“Party favors: Friends of Gov. Gavin Newsom raised a party-hearty $2.5 million for his inauguration festivities.
“The biggest donor to the inaugural and the two days of parties was organized labor, which ponied up $775,000 to help stage the events, with $150,000 coming from the state’s prison guards union and $100,000 from the California Teachers Association Political Action Committee. “The state’s Indian casinos chipped in $525,0000, including $200,000 from the Federated Indians of Graton Rancheria, owners of the Graton Resort and Casino in Rohnert Park. “Friends of Gov. Gavin Newsom raised $2.5 million for his inauguration festivities. “The biggest individual donor was former San Diego Padres owner Jennifer Moores, who gave $200,000. Netflix founder and charter school advocate Reed Hastings gave $50,000.
“Other big-dollar contributors included AT&T ($100,000), the State Democratic Party ($100,000) and the California Association of Hospitals ($100,000). In other words, pretty much your usual collection of organizations, businesses and trade associations that do business with the state. “Donors to the California Rises charity concert held the night before the inauguration included the Silicon Valley Community Foundation at $250,000 and $50,000 from the San Francisco Giants.

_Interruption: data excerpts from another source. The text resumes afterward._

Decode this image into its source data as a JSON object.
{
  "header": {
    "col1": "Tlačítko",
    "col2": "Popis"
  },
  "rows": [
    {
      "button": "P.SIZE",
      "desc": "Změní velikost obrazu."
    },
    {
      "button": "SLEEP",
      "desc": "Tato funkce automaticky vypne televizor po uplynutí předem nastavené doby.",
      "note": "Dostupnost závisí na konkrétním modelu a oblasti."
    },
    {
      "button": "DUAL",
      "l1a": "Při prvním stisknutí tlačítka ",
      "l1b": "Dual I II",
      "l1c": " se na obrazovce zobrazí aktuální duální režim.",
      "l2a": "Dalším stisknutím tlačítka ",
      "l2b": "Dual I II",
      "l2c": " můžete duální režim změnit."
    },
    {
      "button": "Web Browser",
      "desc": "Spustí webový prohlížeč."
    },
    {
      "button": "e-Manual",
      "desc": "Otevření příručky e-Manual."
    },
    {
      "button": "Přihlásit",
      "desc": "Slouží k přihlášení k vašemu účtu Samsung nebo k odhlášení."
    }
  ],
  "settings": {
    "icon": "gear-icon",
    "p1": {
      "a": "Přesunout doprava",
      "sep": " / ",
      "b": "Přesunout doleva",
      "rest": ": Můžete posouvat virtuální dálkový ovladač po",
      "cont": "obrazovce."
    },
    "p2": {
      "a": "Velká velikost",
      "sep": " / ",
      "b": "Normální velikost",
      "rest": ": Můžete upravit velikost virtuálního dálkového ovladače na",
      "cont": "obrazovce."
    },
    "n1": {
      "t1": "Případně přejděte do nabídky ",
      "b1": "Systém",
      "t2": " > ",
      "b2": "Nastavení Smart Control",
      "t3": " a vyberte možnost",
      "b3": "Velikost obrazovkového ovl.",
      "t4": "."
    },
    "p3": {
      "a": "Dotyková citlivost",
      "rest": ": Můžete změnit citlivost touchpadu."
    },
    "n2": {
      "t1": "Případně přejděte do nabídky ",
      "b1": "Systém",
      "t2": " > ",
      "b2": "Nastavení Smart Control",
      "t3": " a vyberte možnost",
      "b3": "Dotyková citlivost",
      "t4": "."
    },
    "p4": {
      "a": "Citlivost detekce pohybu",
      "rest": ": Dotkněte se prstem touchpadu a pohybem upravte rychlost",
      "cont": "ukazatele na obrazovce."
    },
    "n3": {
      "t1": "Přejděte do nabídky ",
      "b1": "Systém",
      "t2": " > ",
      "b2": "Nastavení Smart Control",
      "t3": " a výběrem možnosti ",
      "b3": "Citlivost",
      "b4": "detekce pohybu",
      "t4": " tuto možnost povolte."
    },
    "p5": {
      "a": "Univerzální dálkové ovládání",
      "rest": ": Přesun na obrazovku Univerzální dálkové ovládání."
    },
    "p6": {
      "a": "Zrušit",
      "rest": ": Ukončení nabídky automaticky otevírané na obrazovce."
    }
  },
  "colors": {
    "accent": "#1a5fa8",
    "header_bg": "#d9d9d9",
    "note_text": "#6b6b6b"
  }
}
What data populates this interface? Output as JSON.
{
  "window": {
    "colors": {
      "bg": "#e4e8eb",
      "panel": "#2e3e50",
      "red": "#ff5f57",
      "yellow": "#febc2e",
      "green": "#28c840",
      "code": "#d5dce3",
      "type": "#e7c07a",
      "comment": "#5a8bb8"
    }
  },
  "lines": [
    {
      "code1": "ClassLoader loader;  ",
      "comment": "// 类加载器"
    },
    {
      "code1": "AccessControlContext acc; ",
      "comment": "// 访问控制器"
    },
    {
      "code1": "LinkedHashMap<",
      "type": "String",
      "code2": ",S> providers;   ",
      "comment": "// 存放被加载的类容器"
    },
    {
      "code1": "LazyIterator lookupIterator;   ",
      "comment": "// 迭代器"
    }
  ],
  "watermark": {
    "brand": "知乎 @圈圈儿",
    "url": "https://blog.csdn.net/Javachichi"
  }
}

“The concert, which featured Pitbull and Common, along with the X Ambassadors and Betty Who, raised $5 million for the California Fire Foundation.” — Phil Matier
“The reality is the [candidate for] governor, like so many politicians in the Democratic party, has been bought and paid for by the landlords and the realtor lobby and the developer lobby,” says Damien Goodmon,
Walters does a superb job of showing the connection between the Newsoms, Pelosis, Browns:
Newsom is succeeding someone who could be considered his quasi-uncle, since his inauguration continues the decades-long saga of four San Francisco families intertwined by blood, by marriage, by money, by culture and, of course, by politics – the Browns, the Newsoms, the Pelosis and the Gettys.
The Los Angeles Times makes an eloquent point here:
Newsom’s family business is run by a close relative — his sister, who seems unlikely to maintain radio silence with her brother for his four-year gubernatorial term. And if Newsom continues to accrue profits from the business’ assets, there’s the potential that lobbying firms or interest groups wishing to curry favor with or grab the ear of the governor might arrange to spend a ski vacation at the PlumpJack Squaw Valley Inn or a rejuvenating long weekend at the Ingleside Inn in Palm Springs, book a party at one of the company’s event spaces or order cases of wine from one of the wineries.
San Francisco journalist and researcher Carol Harvey expertly details Newsom’s involvement with toxic pollution at Hunters Point and on Treasure Island, as well as his pandering to the anti-homeless crowd:
And so it happened that on Aug. 18, 2010, a brilliantly sunny day, Gavin Newsom convened a “Mayor’s Press Conference” on Treasure Island attended by U.S. Navy Secretary Ray Mabus and House Speaker Nancy Pelosi. Willie Brown observed from the audience.
Newsom’s TIDA Redevelopment Director Jack Sylvan asked board members to stand. Among them was past TIDA board member Jared Blumenfeld, who, after directing San Francisco’s Department of the Environment, was elevated to regional administrator for Environmental Protection Agency District 9 in San Francisco, a federal post he held from January 2010 to May 6, 2016.
This EPA official was well aware of the Navy’s decontamination of Treasure Island, yet nowhere in Michael Krasny’s KQED 2016 exit interview of Blumenfeld did the former EPA director mention Treasure Island or Hunters Point. Blumenfeld spoke of environmental injustice against Native Americans but not the people of color being poisoned at both former bases.
After all three politicians delivered unctuous self-congratulatory speeches, they signed the terms for the conveyance of former Naval Station Treasure Island from the Navy to the City.
The reason is simple: according to The Sacramento Bee, Newsom declined to stay within campaign limits!:
Newsom, unlike his Republican opponent John Cox, declined to accept the $14.5 million general election campaign campaign spending limit for gubernatorial candidates.
State law requires candidates for state office to keep below expenditure limits — which vary depending on the office being sought — if they want to purchase a 250-word candidate statement in the information guide that the state sends to approximately 19 million registered voters.
According to state election records, the Newsom campaign has spent $21.9 million this year as of Sept. 22. The Cox campaign, by comparison, has spent $8.9 million.